Прошло два месяца. Живот Марины уже был округлым и явным, скрывая под собой тайну, которая отравляла каждую её минуту. В квартире снова царила предотъездная суета — Виктор собирался в новый рейс, короткий, но неизбежный.
На этот раз его радость была омрачена лёгкой грустью расставания. Он то и дело прикасался к её животу, чувствуя под ладонью твёрдую, тёплую выпуклость.
— Эх, я опять пропущу всё самое интересное, — вздыхал он, но глаза его по-прежнему сияли. — Вернусь — а у меня уже почти готовый наследник будет! Ты только береги себя, солнышко. И его.
Он говорил «наследник», «мой сын», и каждое такое слово заставляло Марину внутренне сжиматься. Алексей в эти дни был мрачнее тучи. Он молча наблюдал за сборами отчима, за его ласковыми, собственническими жестами по отношению к матери, и в его глазах стояла буря из ревности, страха и какого-то дикого, животного недоумения.
В последний вечер Виктор накрыл на стол, рассказывал за ужином морские байки, пытаясь разрядить обстановку. Но напряжение витало в воздухе, плотное и невысказанное.

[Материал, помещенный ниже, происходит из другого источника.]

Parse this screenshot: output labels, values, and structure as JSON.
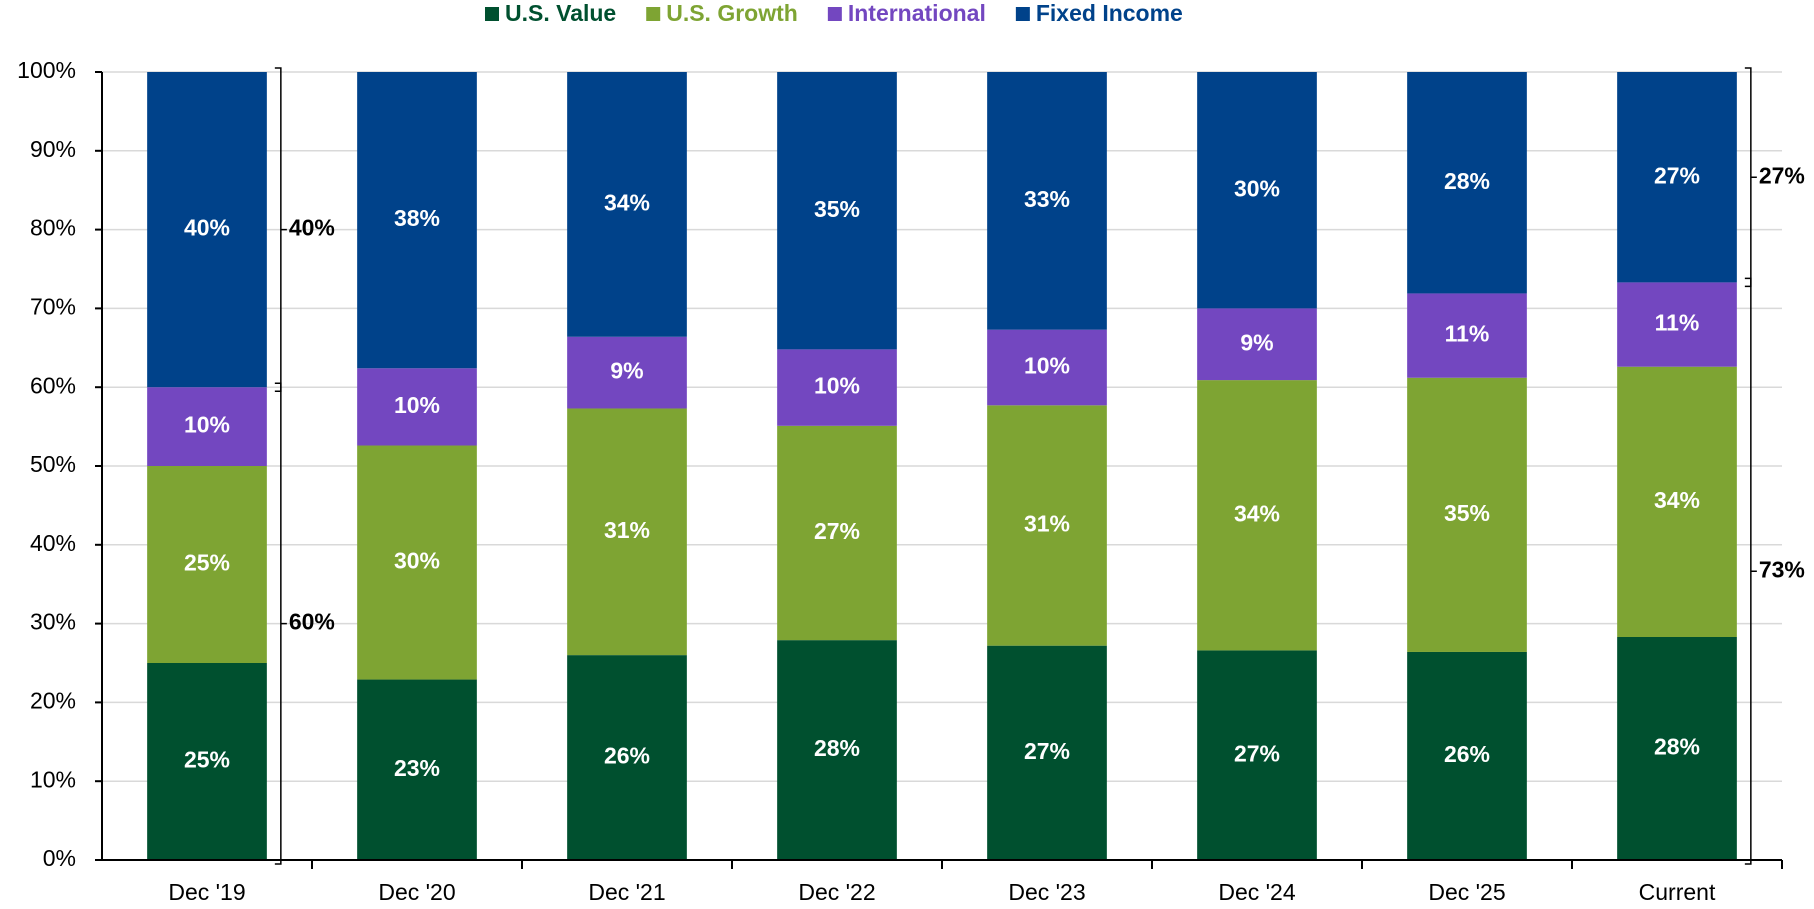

Марина ловила на себе взгляд сына — тяжёлый, полный немого вопроса, и тут же отводила глаза, чувствуя, как по спине бегут мурашки.
Провожая Виктора утром до такси, она держалась за его руку, стараясь запомнить это ощущение — уверенность, надёжность, простое мужское тепло, которое, казалось, уже навсегда осталось в другом, параллельном мире. Такси тронулось, и она осталась стоять на тротуаре, одна с растущей внутри жизнью и с сыном, который молча ждал её в квартире, чтобы их странный, мучительный союз продолжился вновь.
***
Дверь квартиры закрылась за ней с тихим щелчком, отрезав последнюю ниточку, связывающую с нормальным миром. Она ещё стояла, прислонившись спиной к дереву, пытаясь перевести дыхание, как он оказался перед ней.
Его движение было резким, порывистым. Он не целовал её — он захватил её губы, властно и безраздельно, как будто стирая следы другого мужчины, другого воздуха, другой жизни. В его поцелуе не было нежности, только голодное, яростное утверждение своего права. Она попыталось отстраниться, слабо уперевшись ладонями в его грудь, но он был неумолим.
Он развернул её, прижал к прохладной стене прихожей. Его руки были грубыми и поспешными. Одна застежка, вторая — и её штаны спустились вниз. Воздух холодком коснулся кожи, но тут же его тело, горячее и напряжённое, прижалось к ней. Он вошёл в неё резко, без прелюдий, с тихим, сдавленным стоном — не удовольствия, а ярости и мучительной потребности.
— Моя, — прошипел он ей в ухо, и его дыхание обжигало кожу. — Ты слышишь? Моя. Он тебя не заберёт. Никогда.
Он двигался с отчаянной, почти болезненной силой, словно пытался не просто обладать ею, а стереть эти два месяца, вернуть всё назад, к их тайному миру, где не было никого, кроме них. Его пальцы впились в её бёдра, оставляя следы. Его губы жгли её шею, плечо, оставляя метки собственности.
А она… Она зажмурилась, пытаясь отключиться, но её тело, знавшее его слишком хорошо, уже отвечало ему предательским трепетом. В горле стоял ком от слёз и стыда, но низ живота сжимался от знакомого, ненавистного ей самой наслаждения. Она ненавидела его в этот момент. Ненавидела себя. Но её руки сами обвили его шею, а бёдра встретили его яростный ритм. Она кончила тихо, беззвучно, уткнувшись лицом в его плечо, в горьком осознании того, что эта связь — их общая болезнь, от которой нет исцеления.